Boston Üniversitesi Küresel Kalkınma Politikaları Enstitüsü’nün hazırladığı raporda, Kuşak ve Yol’un güney yarımkürede yeni kaynaklar yarattığını ve ciddi bir ekonomik büyüme sağladığını vurgulamıştı. Çin epeydir dünyaya para saçıyor, yapılan yatırımların pek çoğu Çin’in dünyada nüfuzunu artıran jeopolitik nitelikte.
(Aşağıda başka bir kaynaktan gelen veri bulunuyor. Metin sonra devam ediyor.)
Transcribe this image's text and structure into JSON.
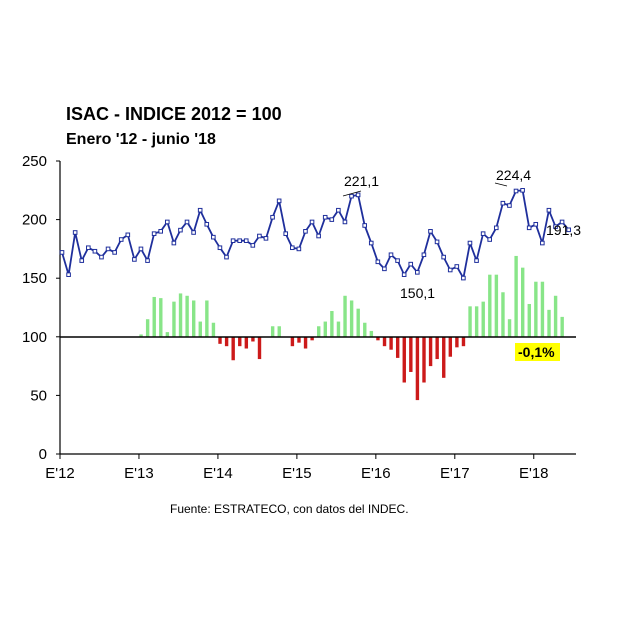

Gezegenimizde halihazırda, 50’liyi aşkın savaş-çatışma ve gerilim yaşanıyor. Uzunca süredir hızla yükselen siyasi ve iktisadi güç mücadelesi yaşanıyor. Çin ve ABD gibi büyük aktörler ve çevrelerinde yer alan ülkeler arasındaki mücadelenin nasıl sonuçlanacağını, dengenin sağlanıp sağlanamayacağını , nasıl sağlanacağını, dikkatle izlemeye , analiz etmeye çalışıyoruz. Yani Gazze topraklarını açık hava hapishanesinden, toplu mezara dönüştüren savaşa, birde bu taraftan bakmakta fayda var..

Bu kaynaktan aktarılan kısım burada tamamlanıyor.